London, England - In the New Statesman, 25-year-old Rosie Fletcher recently wrote, "Disease isn’t like a gas meter. It has no notion of economics. It doesn’t switch off because you’ve stopped putting money in. This isn’t some kind of elaborate con I’ve been running … Cutting my benefits won't get me back into work. It will make my life smaller, more stressful. It will make me sicker."
This was in response to a suggestion by Charlotte Pickles on the Conservative Home website. Ms Pickles, who is former Policy Director at The Centre for Social Justice founded by Iain Duncan Smith, and was an Expert Adviser to Iain Duncan Smith in government wrote, "Addressing the £14 billion cost of Employment and Support Allowance (ESA) means reducing the 2.4 million caseload. That requires a radical overhaul of the benefit. The Government should start by reducing the rate of the Work Related Activity Group within ESA to that of Jobseeker’s Allowance (JSA). Set 40 per cent higher than JSA, it is incentivising people to ‘fail’ the Work Capability Assessment."
It's difficult to express just how hurtful this is to anyone who is sick or disabled, or who has a loved one in that position. The 'incentive' Ms Pickles refers to is around £30 per week. Are large numbers of people going to the considerable trouble of faking or exaggerating an illness or disability for £30 a week? People in this group include cancer patients, people with heart failure and people seriously injured in accidents.
When the Work Capability Assessment was extended to all claimants, ministers confidently predicted it would lead to a huge fall in the caseload Ms Pickles refers to. The rigorous process would weed out the malingerers, which they believed existed in large numbers. Frequent references were made to people 'parked' and 'languishing' on sickness and disability benefits. Many were fit to work but had simply stopped trying, the reformers implied.
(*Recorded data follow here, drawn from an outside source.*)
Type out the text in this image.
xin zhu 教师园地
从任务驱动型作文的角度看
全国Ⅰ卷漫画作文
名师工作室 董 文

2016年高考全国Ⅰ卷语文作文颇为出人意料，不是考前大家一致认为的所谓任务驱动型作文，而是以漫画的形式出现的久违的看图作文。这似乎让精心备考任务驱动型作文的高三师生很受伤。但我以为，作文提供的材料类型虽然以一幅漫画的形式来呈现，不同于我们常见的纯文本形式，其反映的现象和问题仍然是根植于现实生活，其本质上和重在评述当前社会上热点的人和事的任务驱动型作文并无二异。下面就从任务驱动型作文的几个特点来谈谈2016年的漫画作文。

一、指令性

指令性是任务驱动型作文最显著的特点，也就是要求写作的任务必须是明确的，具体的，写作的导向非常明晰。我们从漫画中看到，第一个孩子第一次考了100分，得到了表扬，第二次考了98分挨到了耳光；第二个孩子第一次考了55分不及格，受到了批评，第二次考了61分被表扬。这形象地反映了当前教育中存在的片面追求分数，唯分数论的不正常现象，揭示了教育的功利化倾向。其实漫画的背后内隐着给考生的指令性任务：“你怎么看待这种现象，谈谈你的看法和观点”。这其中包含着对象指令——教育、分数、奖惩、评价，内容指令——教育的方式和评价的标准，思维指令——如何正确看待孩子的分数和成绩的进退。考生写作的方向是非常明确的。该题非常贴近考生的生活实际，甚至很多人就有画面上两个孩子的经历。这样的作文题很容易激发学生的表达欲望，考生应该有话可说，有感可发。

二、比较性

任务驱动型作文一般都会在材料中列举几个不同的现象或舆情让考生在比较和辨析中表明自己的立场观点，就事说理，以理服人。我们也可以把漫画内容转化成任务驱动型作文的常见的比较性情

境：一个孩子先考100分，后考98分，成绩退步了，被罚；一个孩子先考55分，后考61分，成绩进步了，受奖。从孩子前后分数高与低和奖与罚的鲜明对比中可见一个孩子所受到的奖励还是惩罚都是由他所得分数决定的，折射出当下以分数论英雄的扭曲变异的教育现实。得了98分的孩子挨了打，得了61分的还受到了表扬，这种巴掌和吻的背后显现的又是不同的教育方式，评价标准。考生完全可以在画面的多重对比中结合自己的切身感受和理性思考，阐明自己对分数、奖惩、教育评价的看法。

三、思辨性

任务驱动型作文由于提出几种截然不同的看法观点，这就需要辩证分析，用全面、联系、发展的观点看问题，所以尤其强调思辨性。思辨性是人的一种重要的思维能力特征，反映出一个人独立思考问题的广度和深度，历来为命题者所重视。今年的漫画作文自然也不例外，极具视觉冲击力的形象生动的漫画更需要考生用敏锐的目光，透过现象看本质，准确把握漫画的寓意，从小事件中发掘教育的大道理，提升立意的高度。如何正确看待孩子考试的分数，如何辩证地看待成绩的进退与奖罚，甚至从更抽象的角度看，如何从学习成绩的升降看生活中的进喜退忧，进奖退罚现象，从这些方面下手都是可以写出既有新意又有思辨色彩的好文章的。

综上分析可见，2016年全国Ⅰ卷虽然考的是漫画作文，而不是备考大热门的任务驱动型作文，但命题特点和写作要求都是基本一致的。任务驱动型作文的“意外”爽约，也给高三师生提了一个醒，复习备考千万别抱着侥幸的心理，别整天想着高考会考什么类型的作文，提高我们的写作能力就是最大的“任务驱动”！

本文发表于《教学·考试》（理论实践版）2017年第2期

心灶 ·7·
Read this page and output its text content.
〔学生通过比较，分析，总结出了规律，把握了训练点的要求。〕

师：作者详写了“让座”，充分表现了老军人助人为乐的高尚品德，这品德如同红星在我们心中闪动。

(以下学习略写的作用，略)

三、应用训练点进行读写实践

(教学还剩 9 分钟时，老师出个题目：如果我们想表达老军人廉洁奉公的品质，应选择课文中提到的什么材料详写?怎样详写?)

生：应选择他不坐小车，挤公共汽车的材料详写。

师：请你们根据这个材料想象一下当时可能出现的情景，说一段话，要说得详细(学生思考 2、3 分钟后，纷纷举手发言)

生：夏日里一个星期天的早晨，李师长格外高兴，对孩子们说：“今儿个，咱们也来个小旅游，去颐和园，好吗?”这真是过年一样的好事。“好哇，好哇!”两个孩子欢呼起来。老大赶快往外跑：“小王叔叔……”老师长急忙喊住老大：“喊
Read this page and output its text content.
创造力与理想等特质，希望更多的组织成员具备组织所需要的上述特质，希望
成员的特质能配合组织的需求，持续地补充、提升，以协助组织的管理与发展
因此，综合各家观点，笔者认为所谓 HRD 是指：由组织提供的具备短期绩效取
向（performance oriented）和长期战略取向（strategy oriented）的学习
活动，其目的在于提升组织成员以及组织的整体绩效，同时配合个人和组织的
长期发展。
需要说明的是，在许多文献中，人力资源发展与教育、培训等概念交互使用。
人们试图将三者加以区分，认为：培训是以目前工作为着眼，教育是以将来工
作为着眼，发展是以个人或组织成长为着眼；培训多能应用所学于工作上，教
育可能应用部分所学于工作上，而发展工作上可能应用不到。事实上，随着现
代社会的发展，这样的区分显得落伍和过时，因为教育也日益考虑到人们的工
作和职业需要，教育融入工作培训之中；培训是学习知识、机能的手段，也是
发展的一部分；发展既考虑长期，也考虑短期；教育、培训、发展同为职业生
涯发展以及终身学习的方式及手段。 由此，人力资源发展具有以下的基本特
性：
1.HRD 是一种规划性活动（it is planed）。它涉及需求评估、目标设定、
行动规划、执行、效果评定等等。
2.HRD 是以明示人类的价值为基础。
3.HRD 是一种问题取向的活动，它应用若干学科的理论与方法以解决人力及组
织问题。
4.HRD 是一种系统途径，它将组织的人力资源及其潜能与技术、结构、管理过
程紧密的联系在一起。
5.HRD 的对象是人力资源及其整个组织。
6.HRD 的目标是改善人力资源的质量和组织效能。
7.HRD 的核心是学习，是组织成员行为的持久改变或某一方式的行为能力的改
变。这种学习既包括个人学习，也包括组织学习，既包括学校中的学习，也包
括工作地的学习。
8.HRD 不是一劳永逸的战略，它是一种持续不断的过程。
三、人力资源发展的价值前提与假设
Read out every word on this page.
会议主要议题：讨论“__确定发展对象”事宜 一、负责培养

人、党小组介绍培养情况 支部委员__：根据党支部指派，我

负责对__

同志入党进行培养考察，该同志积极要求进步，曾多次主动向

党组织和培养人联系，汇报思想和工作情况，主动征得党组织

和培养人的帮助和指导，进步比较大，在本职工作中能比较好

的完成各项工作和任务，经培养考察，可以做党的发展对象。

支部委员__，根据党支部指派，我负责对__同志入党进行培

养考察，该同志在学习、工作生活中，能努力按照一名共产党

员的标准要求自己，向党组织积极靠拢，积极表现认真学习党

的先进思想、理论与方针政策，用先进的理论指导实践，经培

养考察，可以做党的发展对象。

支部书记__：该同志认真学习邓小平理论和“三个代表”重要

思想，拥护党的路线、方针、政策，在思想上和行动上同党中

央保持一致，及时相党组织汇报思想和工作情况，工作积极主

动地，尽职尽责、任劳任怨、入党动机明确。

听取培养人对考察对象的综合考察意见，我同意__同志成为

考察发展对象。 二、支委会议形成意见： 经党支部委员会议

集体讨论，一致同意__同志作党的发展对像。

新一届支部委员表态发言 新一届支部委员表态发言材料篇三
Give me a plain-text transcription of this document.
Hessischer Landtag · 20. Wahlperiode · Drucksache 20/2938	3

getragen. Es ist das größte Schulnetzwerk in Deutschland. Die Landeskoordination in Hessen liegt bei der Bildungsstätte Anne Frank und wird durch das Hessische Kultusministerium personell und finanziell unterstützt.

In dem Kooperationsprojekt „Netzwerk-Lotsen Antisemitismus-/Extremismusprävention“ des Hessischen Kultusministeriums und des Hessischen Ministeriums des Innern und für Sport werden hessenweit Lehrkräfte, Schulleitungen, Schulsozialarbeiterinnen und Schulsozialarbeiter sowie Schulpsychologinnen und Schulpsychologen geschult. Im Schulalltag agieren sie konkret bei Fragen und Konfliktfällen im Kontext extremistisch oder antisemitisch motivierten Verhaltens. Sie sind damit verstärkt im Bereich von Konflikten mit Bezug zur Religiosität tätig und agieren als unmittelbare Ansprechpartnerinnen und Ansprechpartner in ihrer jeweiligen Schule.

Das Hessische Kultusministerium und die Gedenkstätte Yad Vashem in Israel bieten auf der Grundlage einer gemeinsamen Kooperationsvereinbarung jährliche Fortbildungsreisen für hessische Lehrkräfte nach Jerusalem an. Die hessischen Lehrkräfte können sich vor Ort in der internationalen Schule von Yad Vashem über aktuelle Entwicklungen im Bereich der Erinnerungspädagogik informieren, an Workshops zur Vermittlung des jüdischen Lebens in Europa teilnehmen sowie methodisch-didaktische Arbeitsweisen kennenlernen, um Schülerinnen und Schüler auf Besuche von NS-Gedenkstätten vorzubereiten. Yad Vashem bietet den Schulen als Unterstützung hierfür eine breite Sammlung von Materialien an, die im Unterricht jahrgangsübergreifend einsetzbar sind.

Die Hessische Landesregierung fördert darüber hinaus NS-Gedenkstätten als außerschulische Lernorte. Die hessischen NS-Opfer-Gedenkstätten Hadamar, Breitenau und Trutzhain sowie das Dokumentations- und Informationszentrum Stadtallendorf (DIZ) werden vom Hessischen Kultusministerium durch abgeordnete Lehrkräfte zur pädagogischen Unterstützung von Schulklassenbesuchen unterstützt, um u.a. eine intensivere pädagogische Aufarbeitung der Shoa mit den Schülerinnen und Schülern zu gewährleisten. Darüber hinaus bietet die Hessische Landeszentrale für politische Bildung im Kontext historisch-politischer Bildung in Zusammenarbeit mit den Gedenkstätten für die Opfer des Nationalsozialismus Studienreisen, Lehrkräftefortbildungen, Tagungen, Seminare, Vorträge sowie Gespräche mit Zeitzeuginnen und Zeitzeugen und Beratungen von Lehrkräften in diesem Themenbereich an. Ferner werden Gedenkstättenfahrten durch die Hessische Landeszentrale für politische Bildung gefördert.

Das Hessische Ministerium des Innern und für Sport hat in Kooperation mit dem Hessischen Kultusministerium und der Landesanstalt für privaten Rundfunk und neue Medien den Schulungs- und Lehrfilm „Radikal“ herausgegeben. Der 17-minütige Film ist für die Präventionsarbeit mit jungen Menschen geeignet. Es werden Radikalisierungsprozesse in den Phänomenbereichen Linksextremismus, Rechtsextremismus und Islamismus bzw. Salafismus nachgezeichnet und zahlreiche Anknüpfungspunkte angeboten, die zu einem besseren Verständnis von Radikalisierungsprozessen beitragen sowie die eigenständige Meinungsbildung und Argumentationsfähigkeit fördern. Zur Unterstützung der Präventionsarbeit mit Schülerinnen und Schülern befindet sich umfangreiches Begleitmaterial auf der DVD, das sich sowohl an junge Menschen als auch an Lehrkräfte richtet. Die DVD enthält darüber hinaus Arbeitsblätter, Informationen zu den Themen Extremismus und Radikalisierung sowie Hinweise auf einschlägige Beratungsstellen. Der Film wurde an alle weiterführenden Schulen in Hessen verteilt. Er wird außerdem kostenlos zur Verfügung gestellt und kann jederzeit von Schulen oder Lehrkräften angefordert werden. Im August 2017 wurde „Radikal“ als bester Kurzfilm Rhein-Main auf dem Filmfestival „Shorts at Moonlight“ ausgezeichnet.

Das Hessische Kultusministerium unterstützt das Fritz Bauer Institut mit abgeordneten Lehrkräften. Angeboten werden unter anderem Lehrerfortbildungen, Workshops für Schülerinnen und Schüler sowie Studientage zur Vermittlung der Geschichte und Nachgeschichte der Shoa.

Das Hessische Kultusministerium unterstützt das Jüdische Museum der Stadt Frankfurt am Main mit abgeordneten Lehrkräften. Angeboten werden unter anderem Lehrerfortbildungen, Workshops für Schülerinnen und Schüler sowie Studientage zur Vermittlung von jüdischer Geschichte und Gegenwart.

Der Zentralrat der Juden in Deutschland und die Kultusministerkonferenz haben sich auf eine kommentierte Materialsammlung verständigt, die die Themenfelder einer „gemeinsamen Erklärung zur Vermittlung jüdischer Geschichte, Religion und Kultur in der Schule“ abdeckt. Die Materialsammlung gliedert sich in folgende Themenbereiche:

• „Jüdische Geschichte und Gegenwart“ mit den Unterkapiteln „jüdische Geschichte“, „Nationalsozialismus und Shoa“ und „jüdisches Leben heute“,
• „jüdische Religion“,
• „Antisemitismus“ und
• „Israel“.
However, with over five million assessments having been carried out, at great cost to the taxpayer and great stress to sick and disabled people, the numbers of claimants have not changed significantly. The latest figures available from the DWP for the outcomes of reassessments of existing claimants show:
- 95 per cent of claimants were entitled to Employment and Support Allowance.
- Within this, 7 per cent of claimants were placed in the Work Related Activity Group
- 88 per cent of claimants were placed in the Support Group; and
- 5 per cent of claimants were assessed as Fit for Work.
This completely undermines the fundamental assumption underlying welfare reform relating to sick and disabled people. The vast majority of those who claim out of work benefits do so because they have no other choice. Having been rigorously assessed, they have been found unfit to work.
And to put this debate in context, let's consider a couple of pertinent facts.
The latest poverty figures showed that the number of people in 'disabled households' who were living in 'absolute poverty' rose by a shocking 300,000 in one year. Thirty per cent of households where there is at least one disabled member are now living in poverty.
In a recent study of out of work disability benefits, the Institute for Fiscal Studies said, "Public spending forecasts for these disability benefits in 2018–2019 project them to be at their lowest level as a share of national income since the late 1960s."
One would have hoped that a rise in absolute poverty for disabled people of 10 per cent in just one year would have made advocates of welfare reform stop and wonder if they had got anything wrong. But apparently not. Some people still seem to think we're being too soft on people who are ill or disabled.
It is increasingly evident that the welfare reform theories which have had such an impact on our welfare state have been based on flawed assumptions and a sadly low opinion of our fellow citizens. When reality fails to comply with the theories, then reality is deemed to be at fault, and the proposed solution is that the people who are living that reality are punished again.